Dynamo: Solution to always available shopping carts.
- First care about availability. They want you to be able to add to your shopping cart no matter what. Matters because: Christmas
- BigTable needs GFS and Chubby, Dynamo depends on nothing, it is a standalone service.
  - 2 pizza rule at Amazon: Amazon doesn't want teams to be any bigger than can be fed with 2 pizzas. Don't want to build big systems. Each team needs to work on a self contained project. Amazon took on service-oriented architecture. Amazon needs to take in DOS attack. Amazon is trying to build a platform, Google tries to build products. AWS is the API that Amazon uses. Google makes more tightly coupled systems, Amazon loosely coupled.
  - Lots of redundancy between AWS systems. It is darwinian - they just put things out there.
  - Organizations sell their org chart - it is a reflection of how things work internally. Amazon’s is far flatter, Google is more hierarchical.
- Cassandra: Inbox search problem. You have a lot of messages and you want to be able to search it.
  - Optimized for writes, not for queries. Looks like log structured file system. Searching done in memory. Much smaller records than Google - Google had the entire web, facebook just has inbox.
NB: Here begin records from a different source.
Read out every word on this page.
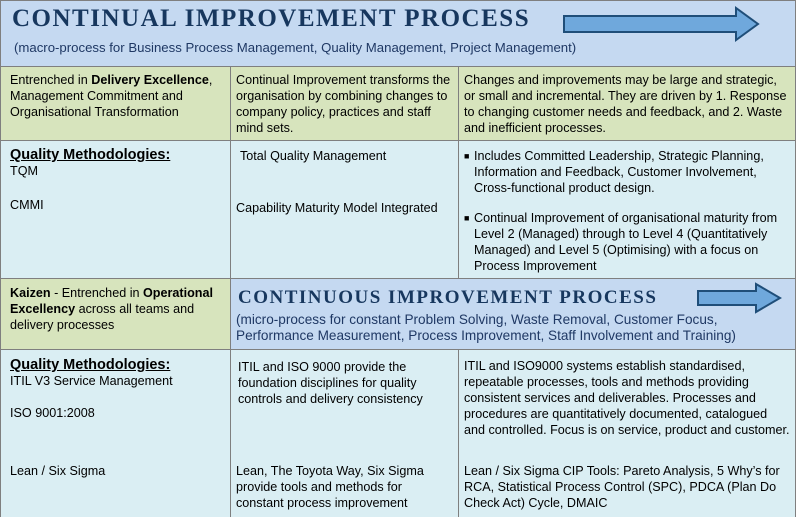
CONTINUAL IMPROVEMENT PROCESS
(macro-process for Business Process Management, Quality Management, Project Management)
Entrenched in Delivery Excellence, Management Commitment and Organisational Transformation
Continual Improvement transforms the organisation by combining changes to company policy, practices and staff mind sets.
Changes and improvements may be large and strategic, or small and incremental. They are driven by 1. Response to changing customer needs and feedback, and 2. Waste and inefficient processes.
Quality Methodologies:
TQM
CMMI
Total Quality Management
Capability Maturity Model Integrated
■ Includes Committed Leadership, Strategic Planning, Information and Feedback, Customer Involvement, Cross-functional product design.
■ Continual Improvement of organisational maturity from Level 2 (Managed) through to Level 4 (Quantitatively Managed) and Level 5 (Optimising) with a focus on Process Improvement
Kaizen - Entrenched in Operational Excellency across all teams and delivery processes
CONTINUOUS IMPROVEMENT PROCESS
(micro-process for constant Problem Solving, Waste Removal, Customer Focus,
Performance Measurement, Process Improvement, Staff Involvement and Training)
Quality Methodologies:
ITIL V3 Service Management
ISO 9001:2008
ITIL and ISO 9000 provide the foundation disciplines for quality controls and delivery consistency
ITIL and ISO9000 systems establish standardised, repeatable processes, tools and methods providing consistent services and deliverables. Processes and procedures are quantitatively documented, catalogued and controlled. Focus is on service, product and customer.
Lean / Six Sigma	Lean, The Toyota Way, Six Sigma provide tools and methods for constant process improvement
Lean / Six Sigma CIP Tools: Pareto Analysis, 5 Why’s for RCA, Statistical Process Control (SPC), PDCA (Plan Do Check Act) Cycle, DMAIC
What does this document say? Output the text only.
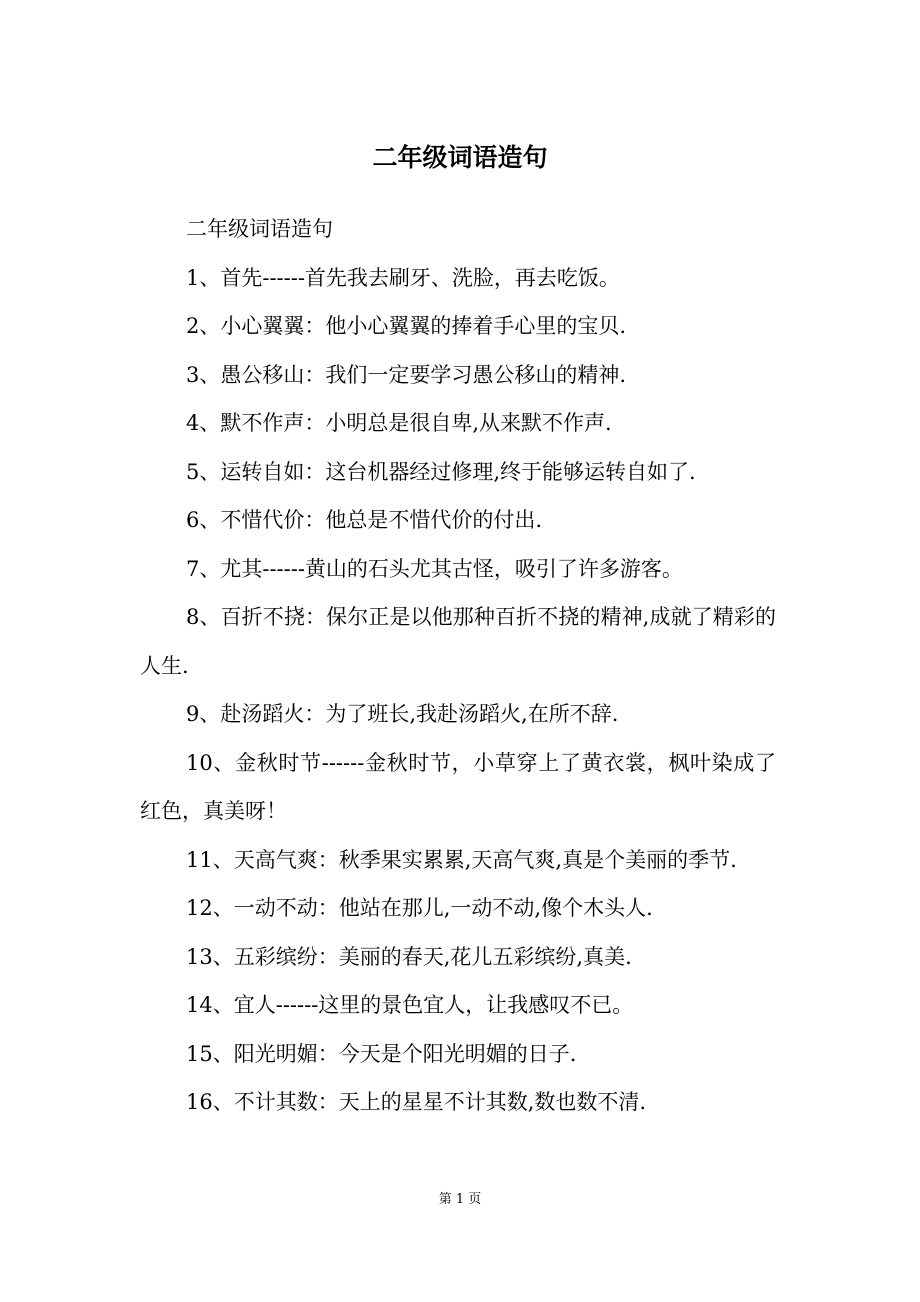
二年级词语造句

二年级词语造句

1、首先------首先我去刷牙、洗脸，再去吃饭。

2、小心翼翼：他小心翼翼的捧着手心里的宝贝.

3、愚公移山：我们一定要学习愚公移山的精神.

4、默不作声：小明总是很自卑,从来默不作声.

5、运转自如：这台机器经过修理,终于能够运转自如了.

6、不惜代价：他总是不惜代价的付出.

7、尤其------黄山的石头尤其古怪，吸引了许多游客。

8、百折不挠：保尔正是以他那种百折不挠的精神,成就了精彩的人生.

9、赴汤蹈火：为了班长,我赴汤蹈火,在所不辞.

10、金秋时节------金秋时节，小草穿上了黄衣裳，枫叶染成了红色，真美呀！

11、天高气爽：秋季果实累累,天高气爽,真是个美丽的季节.

12、一动不动：他站在那儿,一动不动,像个木头人.

13、五彩缤纷：美丽的春天,花儿五彩缤纷,真美.

14、宜人------这里的景色宜人，让我感叹不已。

15、阳光明媚：今天是个阳光明媚的日子.

16、不计其数：天上的星星不计其数,数也数不清.

第 1 页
  - Consistent Hashing: If you change size of hash buckets, don't have to rehash everything
- Gossip protocols vs Paxos: Replication in gossiping is done using p2p gossiping, like an infection. Paxos you have a few small number of nodes with lots of replication.
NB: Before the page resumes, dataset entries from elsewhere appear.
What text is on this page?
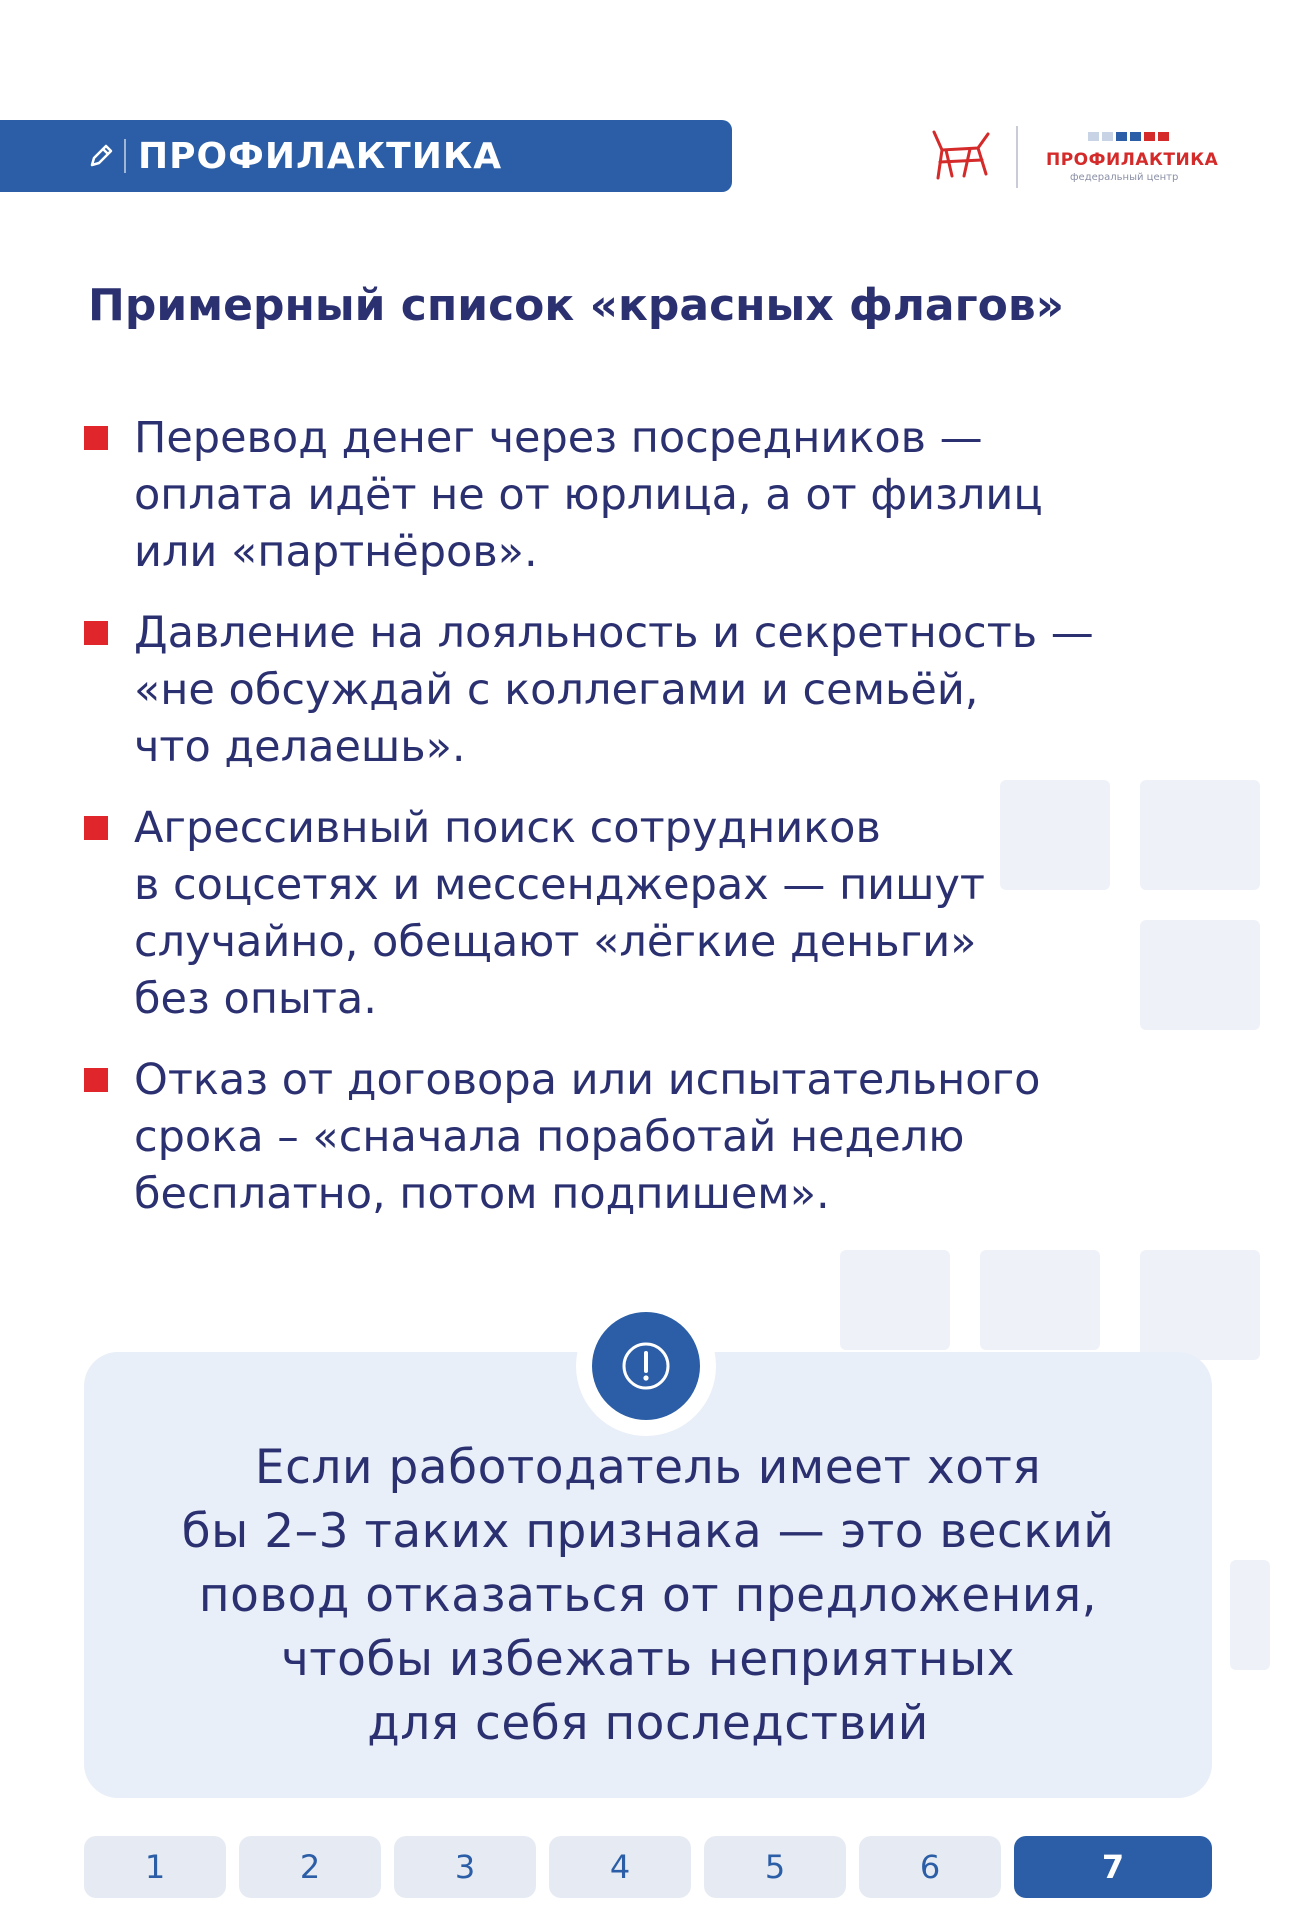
ПРОФИЛАКТИКА	ПРОФИЛАКТИКА
федеральный центр
Примерный список «красных флагов»
Перевод денег через посредников —
оплата идёт не от юрлица, а от физлиц
или «партнёров».
Давление на лояльность и секретность —
«не обсуждай с коллегами и семьёй,
что делаешь».
Агрессивный поиск сотрудников
в соцсетях и мессенджерах — пишут
случайно, обещают «лёгкие деньги»
без опыта.
Отказ от договора или испытательного
срока – «сначала поработай неделю
бесплатно, потом подпишем».
Если работодатель имеет хотя
бы 2–3 таких признака — это веский
повод отказаться от предложения,
чтобы избежать неприятных
для себя последствий
1	2	3	4	5	6	7
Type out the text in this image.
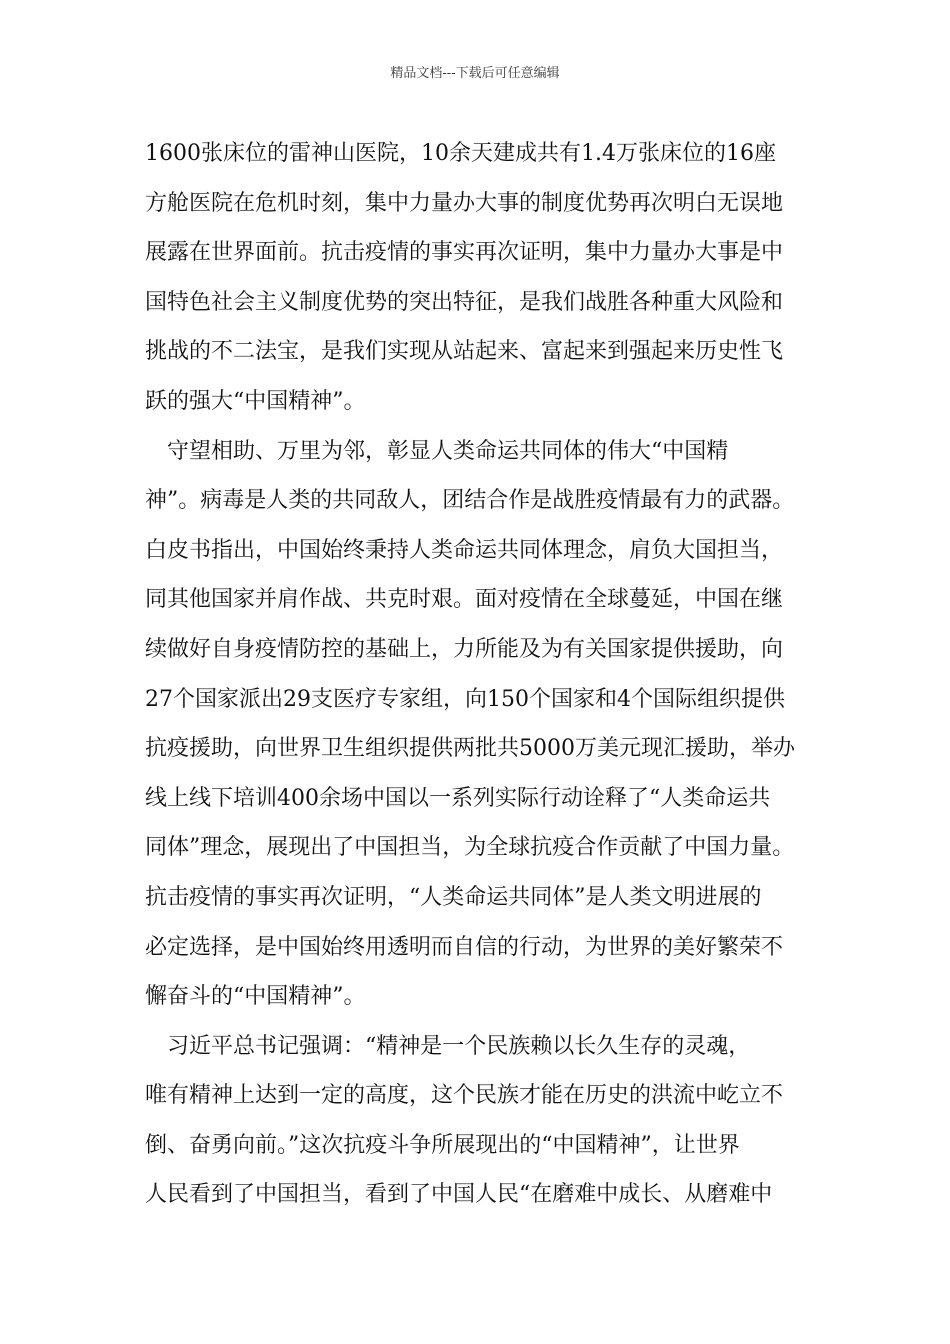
精品文档---下载后可任意编辑
1600张床位的雷神山医院，10余天建成共有1.4万张床位的16座
方舱医院在危机时刻，集中力量办大事的制度优势再次明白无误地
展露在世界面前。抗击疫情的事实再次证明，集中力量办大事是中
国特色社会主义制度优势的突出特征，是我们战胜各种重大风险和
挑战的不二法宝，是我们实现从站起来、富起来到强起来历史性飞
跃的强大“中国精神”。
　守望相助、万里为邻，彰显人类命运共同体的伟大“中国精
神”。病毒是人类的共同敌人，团结合作是战胜疫情最有力的武器。
白皮书指出，中国始终秉持人类命运共同体理念，肩负大国担当，
同其他国家并肩作战、共克时艰。面对疫情在全球蔓延，中国在继
续做好自身疫情防控的基础上，力所能及为有关国家提供援助，向
27个国家派出29支医疗专家组，向150个国家和4个国际组织提供
抗疫援助，向世界卫生组织提供两批共5000万美元现汇援助，举办
线上线下培训400余场中国以一系列实际行动诠释了“人类命运共
同体”理念，展现出了中国担当，为全球抗疫合作贡献了中国力量。
抗击疫情的事实再次证明，“人类命运共同体”是人类文明进展的
必定选择，是中国始终用透明而自信的行动，为世界的美好繁荣不
懈奋斗的“中国精神”。
　习近平总书记强调：“精神是一个民族赖以长久生存的灵魂，
唯有精神上达到一定的高度，这个民族才能在历史的洪流中屹立不
倒、奋勇向前。”这次抗疫斗争所展现出的“中国精神”，让世界
人民看到了中国担当，看到了中国人民“在磨难中成长、从磨难中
- Ring structures and gossip protocols tend to go together.
- In cassandra you find your inbox first and then search on it. Dynamo is just a key-value store.
  - Not a lot of indexing in Cassandra. Few searches, just load it into memory and do a linear search. Rarely do people search their inbox, don't need to index it like google does.
- These later systems are simpler, unlike Ceph which is a general solution and very complicated. General solutions that solve a problem completely rarely work.
- Amazon has been very good at exporting their services. Google doesn't have the right culture to catch up to Amazon.
- Big idea of this course is to see what's out there and try to reuse other peoples solutions. No such thing as the best solution, just what's best for your particular problem.